In that system, 125 cases are scheduled every morning and another 125 cases are put on the afternoon calendar. If there are no-shows the boards move on to the next case.
That pace is needed so DeKalb can slog through 19,636 appeals from last year by June, DeBerry said. The goal is to solve all of the cases by the time the 2012 appraisals are sent out and new appeals start coming in.
“I know what they are trying to do, but if people aren’t getting enough time, we have to address it,” DeKalb County Commissioner Elaine Boyer said.
Boyer said she heard from two constituents panicked over their limited notice, and she is looking into the scheduling issue.
In neighboring Gwinnett County, 31,162 property owners appealed their appraisals last year.

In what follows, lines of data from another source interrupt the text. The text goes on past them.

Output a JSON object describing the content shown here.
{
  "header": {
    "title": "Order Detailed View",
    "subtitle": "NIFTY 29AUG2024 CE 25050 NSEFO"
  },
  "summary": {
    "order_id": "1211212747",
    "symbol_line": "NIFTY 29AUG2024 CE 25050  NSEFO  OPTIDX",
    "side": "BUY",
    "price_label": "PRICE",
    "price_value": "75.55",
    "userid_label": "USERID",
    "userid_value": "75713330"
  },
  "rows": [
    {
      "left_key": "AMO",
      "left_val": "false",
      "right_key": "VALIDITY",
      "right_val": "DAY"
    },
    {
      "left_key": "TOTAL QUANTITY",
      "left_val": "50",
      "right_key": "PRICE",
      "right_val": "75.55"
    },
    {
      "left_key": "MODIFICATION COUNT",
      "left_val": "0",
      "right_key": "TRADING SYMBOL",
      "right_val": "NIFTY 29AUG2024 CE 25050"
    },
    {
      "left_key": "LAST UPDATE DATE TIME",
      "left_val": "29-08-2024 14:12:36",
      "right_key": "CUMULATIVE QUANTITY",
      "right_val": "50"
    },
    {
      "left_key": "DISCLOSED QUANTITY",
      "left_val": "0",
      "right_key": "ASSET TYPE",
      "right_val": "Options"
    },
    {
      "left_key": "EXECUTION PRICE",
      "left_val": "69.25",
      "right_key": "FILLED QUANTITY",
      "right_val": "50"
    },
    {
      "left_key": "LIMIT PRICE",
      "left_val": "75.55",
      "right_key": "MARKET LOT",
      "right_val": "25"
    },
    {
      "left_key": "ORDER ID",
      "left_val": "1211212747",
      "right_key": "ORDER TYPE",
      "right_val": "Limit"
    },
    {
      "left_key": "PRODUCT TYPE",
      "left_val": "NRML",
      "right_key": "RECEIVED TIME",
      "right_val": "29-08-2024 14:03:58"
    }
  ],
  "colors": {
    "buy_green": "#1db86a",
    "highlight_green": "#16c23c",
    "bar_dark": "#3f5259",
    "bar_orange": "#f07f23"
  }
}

That’s 11 percent of the county’s property, slightly more than DeKalb’s 9 percent, but there were no reports of problems, a county spokesman said.
Donna Broadus, a Realtor who helps owners appeal with her firm My Property Tax Appeals, said Gwinnett uses the one-hearing-at-a-time schedule that DeKalb scrapped. She thinks it’s more than just a scheduling issue.
She said she’s had several DeKalb clients who had not received their hearing notices but were already scheduled. Broadus found the times online, at the county property appraiser’s searchable database for each county property.
“If you don’t know to look there and you don’t get your notice, you’re missing your day in court,” Broadus said. “You miss it, and your appeal is out.”
That could mean more money in county coffers. Property owners who appeal pay just 85 percent of their tax bill, until the appeal is settled. Those who lose, or whose case is dismissed when they don’t show up, must immediately pay that other 15 percent.
For Blackwell, that was another $800 she would have to scrounge up had she officially missed her appeal on Monday. The county called to apologize to her and said it will reschedule, though, and with plenty of notice.
“I keep thinking about all these folks doing handstands, trying to figure out how they can get off of work when they have one day’s notice,” Blackwell said. “I think the county was playing a game. At least they lost.”